A fatal road traffic accident involving an at-work driver should act as a salient reminder to fleets to ‘get their house in order’.
That’s the message from Mansfield-based Fleet Risk Consultants (FRC), which recently came to the aid of a company facing a potential charge of Corporate Manslaughter.
The driver had been involved in an incident where another person was killed and was eventually successfully prosecuted for causing death by careless driving.
However, while the police were building their case against the individual, his employer also became the subject of the investigation.
Nigel Grainger, FRC principal consultant, said: “The police were quick to not only investigate the driver, but to also look at what part the company may have played.”

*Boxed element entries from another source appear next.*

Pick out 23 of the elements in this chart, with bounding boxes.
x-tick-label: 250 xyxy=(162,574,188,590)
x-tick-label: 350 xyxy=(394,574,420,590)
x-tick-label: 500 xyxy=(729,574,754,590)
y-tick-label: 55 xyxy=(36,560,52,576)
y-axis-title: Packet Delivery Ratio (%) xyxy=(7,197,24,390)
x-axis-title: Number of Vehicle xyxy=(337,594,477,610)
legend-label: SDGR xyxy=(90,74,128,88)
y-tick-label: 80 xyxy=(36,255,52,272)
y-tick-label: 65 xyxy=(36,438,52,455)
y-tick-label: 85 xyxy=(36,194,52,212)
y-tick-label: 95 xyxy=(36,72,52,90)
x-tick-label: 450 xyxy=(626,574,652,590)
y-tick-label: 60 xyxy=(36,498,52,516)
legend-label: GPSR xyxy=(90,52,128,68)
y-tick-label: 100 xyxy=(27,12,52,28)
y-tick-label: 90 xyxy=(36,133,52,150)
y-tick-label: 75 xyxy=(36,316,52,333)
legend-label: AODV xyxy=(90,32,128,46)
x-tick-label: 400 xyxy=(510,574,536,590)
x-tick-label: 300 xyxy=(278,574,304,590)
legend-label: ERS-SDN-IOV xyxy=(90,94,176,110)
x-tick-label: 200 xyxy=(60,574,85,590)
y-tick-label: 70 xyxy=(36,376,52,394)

If convicted of a corporate manslaughter offence, the company faces the prospect of an unlimited fine, while further penalties could be imposed under health and safety legislation.
The only corporate manslaughter case in the country to date involves Cotswold Geotechnical Holdings, which has been adjourned until 24 January 2011.
However, Grainger says the experience of his client proves the police will try and pursue a corporate manslaughter charge.
He said: “Luckily, we were able to show the police that the company had a robust road risk policy which we had written for them.”
All drivers are provided with a copy and have to sign for it and licences are checked every six months.
“We were also able to show that disciplinary action had also been brought against individuals for their driving which showed how serious the company took road risk,” added Grainger.
“As soon as the police were shown our policies and procedures they stopped pursuing the company.”
Despite this near miss, experts believe corporate manslaughter cases will be rare. Prosecutors are much more like to opt for the Health and Safety at Work Act because there is greater likelihood of success.
Andrew Sanderson, associate at Hammonds LLP, said: “It’s difficult to show there was a collective failure rather than an individual failure – there’s a lack of will to prosecute under corporate manslaughter.”
Grey drivers remain an organisation’s greatest risk because internal processes controlling their activities are less robust than those for the company vehicle fleet.
And around 20% of grey fleet drivers are thought to have no business insurance.
Scott Ingham, director at Matrix Global Services, speaking at a Hammonds roundtable chaired by Fleet News, said: “One company was recently fined £9 million when a grey fleet driver who was not insured for business caused a death. For a lot of companies, the cost could be a business-ending event.”